I am currently re-architecting our backup solution and would like some input on how to do the replication portion. We have two sites, one much larger than the other, that we need to back up. I have two Linux servers that will share out their volumes via either NFS/iSCSI/SMB (I haven't fully decided which to go with yet). The files that will be stored on these volumes will most likely be VMDK - so just single, large files - which will contain backups using either VMWare Data Recovery or Veeam (also haven't decided which to use).
Now comes the tricky part.. I would like to replicate these VMDK's to both servers. So server A will have it's own VMDK, and server B will have it's own VMDK. Should I use something like Rsync to periodically replicate the files themselves to the other server, or would it be better to utilize something like DRBD+GFS2 to replicate stuff as it changes at the block level, essentially giving me an active/active clustered file system? Keep in mind that the VMDK's will not be modified in both locations. That is, server A will never modify a VMDK that is primarily housed on server B and vice-versa
Please let me know if you need any more information and thanks for any input!

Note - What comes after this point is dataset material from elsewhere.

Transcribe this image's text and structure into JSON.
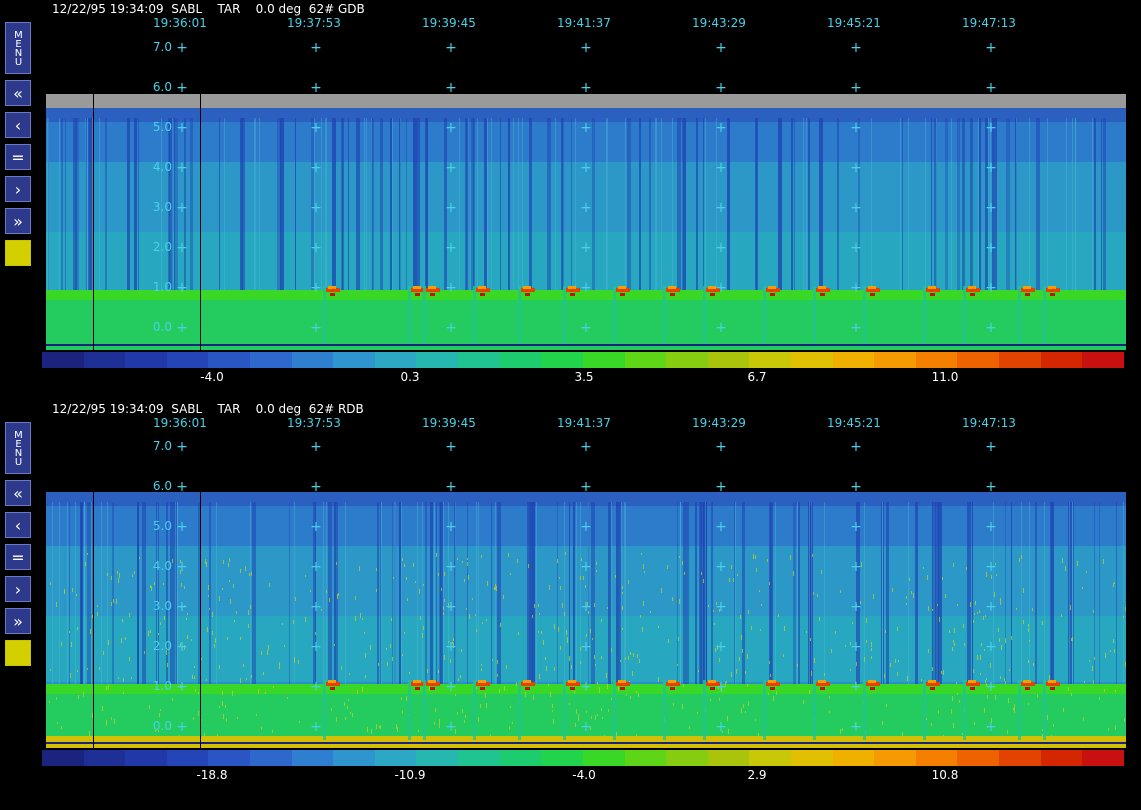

I've worked on a couple of similar systems in the past (for VM storage replication, no less!). In general I'm more comfortable with the scheduled-rsyncs solution as we found DRBD setup to be tricky and a little brittle, but you do have the disadvantage that if a failure happens betweens rsyncs you lose the changes. How frequently do these files change / how recent does a backup have to be in case of failure?

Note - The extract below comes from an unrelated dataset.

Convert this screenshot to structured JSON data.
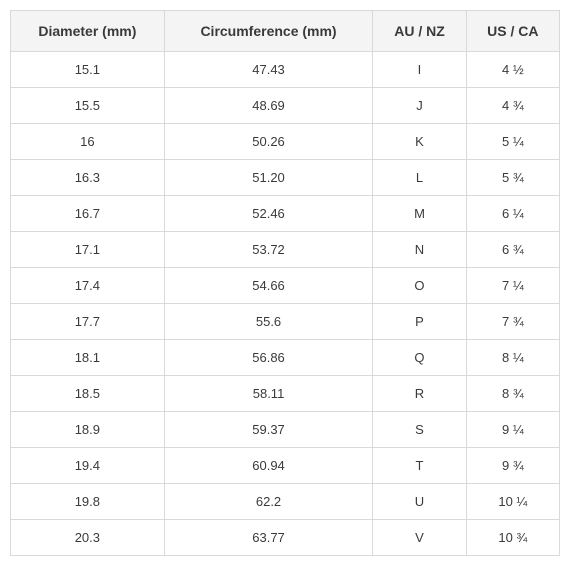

DRBD is better in the sense that the block devices are being updated continuously, which is a big plus and allowed faster VM-failover for us. But we did find the setup (and debugging if something went wrong) more difficult. I'd generally say use DRBD if you need that kind of redundancy, or rsync if you consider these more cold/infrequent backups.
(We also tried some fairly wild stuff: iSCSI (actually, SRP)-exported block devices from two different servers, with software RAID applied to the block devices on server #3. But we didn't keep that around long enough to test it much.)